Last edited by 2006EvoIXer; May 4, 2018 at 12:34 AM.
It uses that firing order to minimize vibrations, attempting to keep NVH to a minimum. It's the main reason engines have a firing order in the first place. You're definitely overthinking this.
It uses that firing order to minimize vibrations, attempting to keep NVH to a minimum. It's the main reason engines have a firing order in the first place. You're definitely overthinking this.
I just thought it was cool that the inner cylinder fires to pre stress the crank before firing the outter cylinder to transfer the energy to accessories. The physics of the engine dynamics was well thought out.
The only things I can think of to minimize the chance of cracking crank at #4 rod is to:
- put highest flowing injector in #4
- port 1-3 intake/exhaust/runners more
- keep tires stock (no slicks or sticky street)
Injector placement has nothing to do with it, neither does manifold porting. The power difference from the bit of extra air is negligible. The #4 web sees the pulses from all the other cylinders to transfer the torque to the flywheel, so it see's the most abuse.

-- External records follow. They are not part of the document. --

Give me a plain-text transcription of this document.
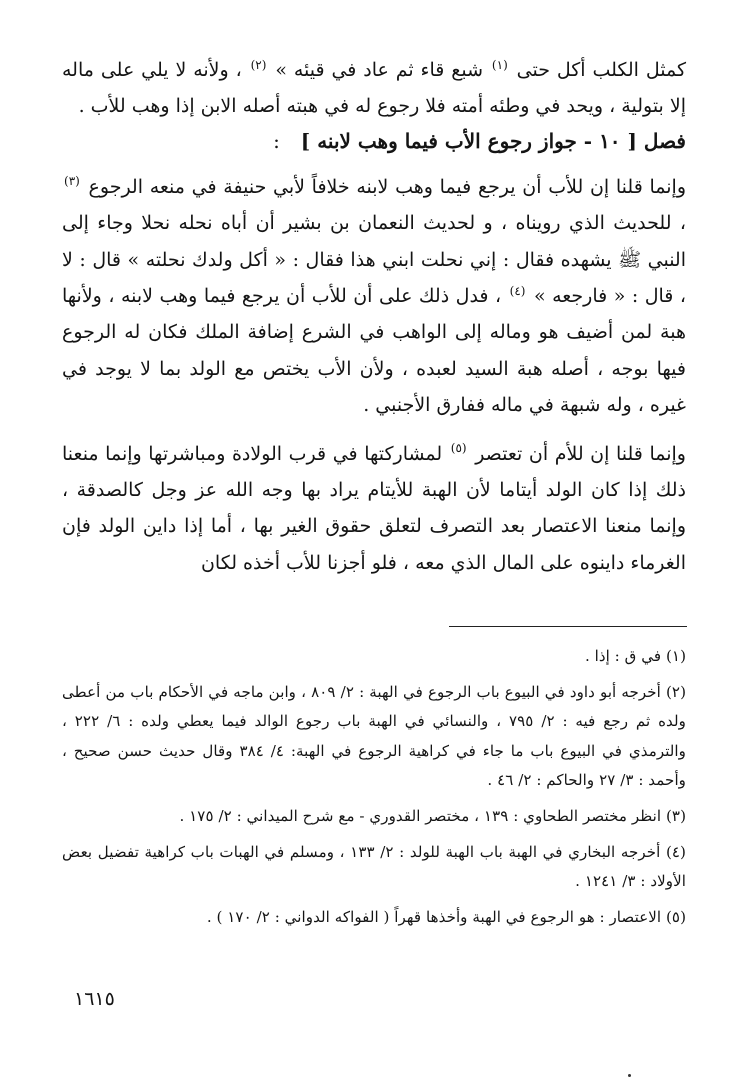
كمثل الكلب أكل حتى $^{(١)}$ شبع قاء ثم عاد في قيئه » $^{(٢)}$ ، ولأنه لا يلي على ماله إلا بتولية ، ويحد في وطئه أمته فلا رجوع له في هبته أصله الابن إذا وهب للأب .

فصل [ ١٠ - جواز رجوع الأب فيما وهب لابنه ] :

وإنما قلنا إن للأب أن يرجع فيما وهب لابنه خلافاً لأبي حنيفة في منعه الرجوع $^{(٣)}$ ، للحديث الذي رويناه ، و لحديث النعمان بن بشير أن أباه نحله نحلا وجاء إلى النبي ﷺ يشهده فقال : إني نحلت ابني هذا فقال : « أكل ولدك نحلته » قال : لا ، قال : « فارجعه » $^{(٤)}$ ، فدل ذلك على أن للأب أن يرجع فيما وهب لابنه ، ولأنها هبة لمن أضيف هو وماله إلى الواهب في الشرع إضافة الملك فكان له الرجوع فيها بوجه ، أصله هبة السيد لعبده ، ولأن الأب يختص مع الولد بما لا يوجد في غيره ، وله شبهة في ماله ففارق الأجنبي .

وإنما قلنا إن للأم أن تعتصر $^{(٥)}$ لمشاركتها في قرب الولادة ومباشرتها وإنما منعنا ذلك إذا كان الولد أيتاما لأن الهبة للأيتام يراد بها وجه الله عز وجل كالصدقة ، وإنما منعنا الاعتصار بعد التصرف لتعلق حقوق الغير بها ، أما إذا داين الولد فإن الغرماء داينوه على المال الذي معه ، فلو أجزنا للأب أخذه لكان

(١) في ق : إذا .

(٢) أخرجه أبو داود في البيوع باب الرجوع في الهبة : ٢/ ٨٠٩ ، وابن ماجه في الأحكام باب من أعطى ولده ثم رجع فيه : ٢/ ٧٩٥ ، والنسائي في الهبة باب رجوع الوالد فيما يعطي ولده : ٦/ ٢٢٢ ، والترمذي في البيوع باب ما جاء في كراهية الرجوع في الهبة: ٤/ ٣٨٤ وقال حديث حسن صحيح ، وأحمد : ٣/ ٢٧ والحاكم : ٢/ ٤٦ .

(٣) انظر مختصر الطحاوي : ١٣٩ ، مختصر القدوري - مع شرح الميداني : ٢/ ١٧٥ .

(٤) أخرجه البخاري في الهبة باب الهبة للولد : ٢/ ١٣٣ ، ومسلم في الهبات باب كراهية تفضيل بعض الأولاد : ٣/ ١٢٤١ .

(٥) الاعتصار : هو الرجوع في الهبة وأخذها قهراً ( الفواكه الدواني : ٢/ ١٧٠ ) .

١٦١٥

Simple as that.
What this really is a good example of is why you shouldn't run a 100mm crank. Too much flex.
The reality of it is that we are asking a lot out of a 2.0-2.3L engine. Shoving (usually) more than 2 extra atmospheres into it and asking for >150hp/cylinder. Not per liter, per cylinder. It's simply not going to last 200k miles, or even 100k miles, if you drive like you should be driving a built car.
Also, OEM cranks mean the business. The ER drag X, and Jeff Bush's DQ run OEM cranks. Both over 1200whp.